An dieser Stelle habe ich kürzlich einen Beitrag zur Baugenossenschaft Tutzing veröffentlicht, die zur einer Veranstaltung eingeladen hatte, um Interessenten zu finden. Die Genossenschaft ist sicherlich ein bewährter Ansatz, der im Zuge des zunehmenden Individualismus in der Gesellschaft nach den 50er und 60er Jahren an Attraktivität verloren hat, nun aber wieder diskutiert wird.

Neben der Genossenschaft, mit starker Betonung der Gemeinschaft, sind natürlich auch andere Formen als eine Genossenschaft denkbar, um gemeinsam Wohnraum zu schaffen. Gemeinsam ist ihnen, dass kein Bauträger eingesetzt wird. Die Frage nach einer guten städtebaulichen und architektonischen Qualität sollte an den Anfang gestellt werden. Dies gilt ungeachtet der offenen Frage, wo in Tutzing Grundstücke für gemeinschaftliches Bauen zu finden sind.

Über diese anderen Formen soll mit Beispielen nachstehend berichtet werden:

Quartier Garmisch – Wohnen für eine Baugruppe

Hier ist 2016 der Neubau von einem Stadtquartier mit 21 Häusern und einen nachhaltigen Hotel für eine Baugruppe realisiert worden. Mit einer bürgerbeteiligten Baugemeinschaft entstand ein lebendiges Quartier in der Mitte von Garmisch. Durch das gewählte Baukastenprinzip konnten für jede Hauseinheit Einliegerwohneinheiten im EG oder OG geschaltet werden. Es gibt Raumangebote für Großeltern, Kinder in Ausbildung, Home Office etc. Mit der Differenzierung des Wohnprogramms in unterschiedlich große, anpassungsfähige und koppelbare Bausteine entstand ein attraktives Angebot für unterschiedliche Wohnvorstellungen.

Wichtige Merkmale des mehrfach ausgezeichneten Projekts:

  • Instandsetzung der historischen Altbauten
  • Neubebauung in zeitgemäßer Definition der alten, ortsüblichen Bauweise mit klarer Holzarchitektur und minimalem Energieverbrauch
  • Sorgfältig geplante Außenbereiche mit hoher Aufenthaltsqualität und dörflichen Wegebeziehungen zwischen den Häusern
  • Vielfältige Typologien und Nutzungen
  • Wohnen und Arbeiten für Generationen
  • Nachhaltiges Hotel mit 18 Holz-Lodges, Tagesbar und Veranstaltungsräumen (www.quartier-gapa.de)

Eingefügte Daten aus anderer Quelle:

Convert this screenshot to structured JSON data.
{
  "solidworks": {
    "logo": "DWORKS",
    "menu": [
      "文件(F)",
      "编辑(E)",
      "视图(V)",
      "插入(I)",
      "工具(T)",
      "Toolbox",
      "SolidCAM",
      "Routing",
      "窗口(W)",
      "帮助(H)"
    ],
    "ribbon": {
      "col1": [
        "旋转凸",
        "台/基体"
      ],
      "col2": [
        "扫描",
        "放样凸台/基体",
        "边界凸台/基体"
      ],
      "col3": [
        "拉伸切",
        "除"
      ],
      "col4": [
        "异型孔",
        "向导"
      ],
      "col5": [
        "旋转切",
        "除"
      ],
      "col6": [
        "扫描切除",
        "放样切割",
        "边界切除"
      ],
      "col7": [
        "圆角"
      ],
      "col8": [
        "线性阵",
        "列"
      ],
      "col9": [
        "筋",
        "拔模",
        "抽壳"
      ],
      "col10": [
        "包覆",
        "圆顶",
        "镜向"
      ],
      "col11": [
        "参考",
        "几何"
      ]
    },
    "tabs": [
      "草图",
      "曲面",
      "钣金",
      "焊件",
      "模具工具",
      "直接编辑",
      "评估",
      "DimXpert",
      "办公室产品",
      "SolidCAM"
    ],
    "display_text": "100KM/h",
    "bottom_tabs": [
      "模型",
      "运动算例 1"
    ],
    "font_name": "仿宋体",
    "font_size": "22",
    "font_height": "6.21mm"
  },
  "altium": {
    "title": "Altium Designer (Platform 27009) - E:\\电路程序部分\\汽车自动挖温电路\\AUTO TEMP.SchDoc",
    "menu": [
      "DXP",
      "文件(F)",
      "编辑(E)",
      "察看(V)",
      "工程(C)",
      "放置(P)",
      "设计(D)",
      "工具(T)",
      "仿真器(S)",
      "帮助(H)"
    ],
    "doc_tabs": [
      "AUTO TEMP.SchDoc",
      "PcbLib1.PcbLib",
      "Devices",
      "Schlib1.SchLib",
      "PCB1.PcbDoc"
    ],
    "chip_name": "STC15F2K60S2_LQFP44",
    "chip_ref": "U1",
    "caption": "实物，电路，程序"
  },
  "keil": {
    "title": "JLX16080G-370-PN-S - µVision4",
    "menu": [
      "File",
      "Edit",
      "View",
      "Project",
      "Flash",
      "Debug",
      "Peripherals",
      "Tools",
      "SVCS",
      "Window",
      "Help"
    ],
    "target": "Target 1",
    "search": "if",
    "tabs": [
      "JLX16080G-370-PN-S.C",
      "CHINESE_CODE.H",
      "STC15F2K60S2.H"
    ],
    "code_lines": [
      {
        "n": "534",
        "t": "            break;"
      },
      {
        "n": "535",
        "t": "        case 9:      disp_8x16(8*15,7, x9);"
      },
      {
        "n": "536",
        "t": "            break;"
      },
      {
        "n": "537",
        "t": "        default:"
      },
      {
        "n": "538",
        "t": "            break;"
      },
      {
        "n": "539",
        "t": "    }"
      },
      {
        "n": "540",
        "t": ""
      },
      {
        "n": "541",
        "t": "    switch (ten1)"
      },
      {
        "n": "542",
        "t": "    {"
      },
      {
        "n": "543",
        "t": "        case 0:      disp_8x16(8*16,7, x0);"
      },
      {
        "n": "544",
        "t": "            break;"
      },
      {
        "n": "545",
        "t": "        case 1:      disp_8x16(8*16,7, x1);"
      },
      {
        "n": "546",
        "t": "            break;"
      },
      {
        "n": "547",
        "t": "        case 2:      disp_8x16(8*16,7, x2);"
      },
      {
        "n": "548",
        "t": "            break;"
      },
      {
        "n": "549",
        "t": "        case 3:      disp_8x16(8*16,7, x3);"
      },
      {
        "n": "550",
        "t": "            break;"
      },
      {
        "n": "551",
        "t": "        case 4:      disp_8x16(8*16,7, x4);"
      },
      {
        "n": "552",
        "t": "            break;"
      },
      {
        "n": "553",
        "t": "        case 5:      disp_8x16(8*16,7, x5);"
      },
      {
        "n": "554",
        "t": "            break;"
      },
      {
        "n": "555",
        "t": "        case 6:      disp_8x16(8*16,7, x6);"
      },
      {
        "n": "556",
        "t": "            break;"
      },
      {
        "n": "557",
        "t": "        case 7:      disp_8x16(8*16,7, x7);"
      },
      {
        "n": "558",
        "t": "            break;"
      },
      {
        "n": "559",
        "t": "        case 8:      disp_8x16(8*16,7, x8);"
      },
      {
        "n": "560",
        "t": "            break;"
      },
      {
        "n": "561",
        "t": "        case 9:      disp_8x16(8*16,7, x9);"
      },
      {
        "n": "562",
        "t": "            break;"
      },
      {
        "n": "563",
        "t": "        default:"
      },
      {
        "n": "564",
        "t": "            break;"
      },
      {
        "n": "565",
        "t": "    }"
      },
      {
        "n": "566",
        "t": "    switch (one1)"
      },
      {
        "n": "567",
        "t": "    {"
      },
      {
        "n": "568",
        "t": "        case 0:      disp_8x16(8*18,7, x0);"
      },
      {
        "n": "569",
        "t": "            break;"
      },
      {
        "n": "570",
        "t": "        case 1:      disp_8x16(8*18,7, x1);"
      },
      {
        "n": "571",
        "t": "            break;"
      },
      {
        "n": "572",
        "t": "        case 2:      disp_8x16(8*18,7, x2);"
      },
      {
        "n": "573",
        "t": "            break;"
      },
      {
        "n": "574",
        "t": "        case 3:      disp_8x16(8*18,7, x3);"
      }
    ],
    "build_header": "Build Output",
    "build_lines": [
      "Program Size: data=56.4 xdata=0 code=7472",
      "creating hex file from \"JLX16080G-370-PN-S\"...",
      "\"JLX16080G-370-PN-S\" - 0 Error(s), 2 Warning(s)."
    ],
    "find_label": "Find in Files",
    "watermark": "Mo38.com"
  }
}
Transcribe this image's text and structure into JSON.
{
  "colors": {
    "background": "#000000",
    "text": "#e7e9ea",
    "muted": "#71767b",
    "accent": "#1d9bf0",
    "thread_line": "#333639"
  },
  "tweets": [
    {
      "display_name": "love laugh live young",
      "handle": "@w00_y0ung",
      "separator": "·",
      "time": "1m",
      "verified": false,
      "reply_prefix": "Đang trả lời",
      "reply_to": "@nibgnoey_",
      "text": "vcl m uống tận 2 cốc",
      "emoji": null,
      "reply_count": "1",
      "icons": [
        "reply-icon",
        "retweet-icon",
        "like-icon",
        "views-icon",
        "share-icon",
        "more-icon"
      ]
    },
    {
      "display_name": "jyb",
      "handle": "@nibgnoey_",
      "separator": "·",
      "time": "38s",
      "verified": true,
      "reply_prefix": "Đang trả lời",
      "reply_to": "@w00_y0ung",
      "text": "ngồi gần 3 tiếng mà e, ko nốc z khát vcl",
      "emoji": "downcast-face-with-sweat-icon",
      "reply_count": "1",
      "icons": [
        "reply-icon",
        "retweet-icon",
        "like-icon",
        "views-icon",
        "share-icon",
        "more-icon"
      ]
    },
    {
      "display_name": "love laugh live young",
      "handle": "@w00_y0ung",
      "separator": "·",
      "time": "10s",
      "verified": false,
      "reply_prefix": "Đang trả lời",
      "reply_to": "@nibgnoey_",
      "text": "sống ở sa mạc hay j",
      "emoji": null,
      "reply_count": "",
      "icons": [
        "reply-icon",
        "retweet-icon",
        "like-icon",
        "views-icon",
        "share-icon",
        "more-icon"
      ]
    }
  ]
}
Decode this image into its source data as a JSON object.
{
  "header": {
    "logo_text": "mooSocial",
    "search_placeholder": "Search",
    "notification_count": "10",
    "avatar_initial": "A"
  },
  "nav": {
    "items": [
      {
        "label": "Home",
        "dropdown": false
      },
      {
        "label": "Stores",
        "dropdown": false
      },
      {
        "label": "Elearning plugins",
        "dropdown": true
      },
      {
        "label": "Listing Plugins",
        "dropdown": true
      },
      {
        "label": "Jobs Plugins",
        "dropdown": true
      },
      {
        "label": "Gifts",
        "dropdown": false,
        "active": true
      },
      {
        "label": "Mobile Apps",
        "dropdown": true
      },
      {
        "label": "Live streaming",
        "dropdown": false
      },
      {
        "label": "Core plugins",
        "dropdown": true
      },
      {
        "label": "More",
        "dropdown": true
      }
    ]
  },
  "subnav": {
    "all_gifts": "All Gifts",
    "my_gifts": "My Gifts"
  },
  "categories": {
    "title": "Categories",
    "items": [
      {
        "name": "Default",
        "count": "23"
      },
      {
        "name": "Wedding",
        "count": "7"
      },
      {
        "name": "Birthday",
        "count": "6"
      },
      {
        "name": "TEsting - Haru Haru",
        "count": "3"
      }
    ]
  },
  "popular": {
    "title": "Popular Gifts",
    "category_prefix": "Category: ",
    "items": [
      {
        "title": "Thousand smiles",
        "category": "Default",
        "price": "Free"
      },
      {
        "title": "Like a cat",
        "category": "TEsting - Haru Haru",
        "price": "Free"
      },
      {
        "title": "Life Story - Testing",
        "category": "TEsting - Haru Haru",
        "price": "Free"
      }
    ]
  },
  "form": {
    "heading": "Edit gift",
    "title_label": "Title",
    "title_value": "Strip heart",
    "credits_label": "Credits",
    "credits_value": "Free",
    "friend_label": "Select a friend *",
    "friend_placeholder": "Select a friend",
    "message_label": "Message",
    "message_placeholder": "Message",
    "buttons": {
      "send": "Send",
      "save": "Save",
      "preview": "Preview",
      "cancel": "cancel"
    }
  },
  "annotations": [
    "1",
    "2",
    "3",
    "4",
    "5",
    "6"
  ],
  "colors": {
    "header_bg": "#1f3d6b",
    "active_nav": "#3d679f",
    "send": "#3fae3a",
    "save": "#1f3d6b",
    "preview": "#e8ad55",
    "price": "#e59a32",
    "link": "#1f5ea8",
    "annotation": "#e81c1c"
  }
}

Bauherr: BauZEIT Netzwerk Theo Peter, 82541 Münsing, Hauserweg 5 ; Email: info@bauzeit-netzwerk.de

Architekten: Beer Bembé Dellinger, Greiffenberg/München (www.bbdarch.de).

 

Auf Wunsch der Eigentümerin Katharina Heider und im Auftrag der Gemeinde Seeshaupt wurde das Gelände der Gärtnerei Demmel überplant. Das „Rahmenkonzept für die Umstrukturierung und Weiterentwicklung zu einem zentrumsnahen und unter dem Gesichtspunkt des demographischen Wandels modellhaft anpassungsfähigen Wohnquartiers“ ist im November 2018 veröffentlicht worden. Der Umgriff des Rahmenplans umfasst das ehemalige Gärtnereigelände mit 15.500 m² und einen Verflechtungsbereich von rd. 2,5 ha. Der Rahmenplan regelt die Erschließung, die Gebäudeformen, mögliche Entsiegelung von Flächen (hier relevant) oder Straßenquerschnitte. Der Rahmenplan ist flexibel und offen für zukünftige Entwicklungen; er dient als Grundlage für konkrete Bauleitplanungen und zur Überprüfung konkreter Baumaßnahmen, inwieweit diese mit den beschlossenen Entwicklungs- und Gestaltungszielen des Gesamtkonzepts übereinstimmen.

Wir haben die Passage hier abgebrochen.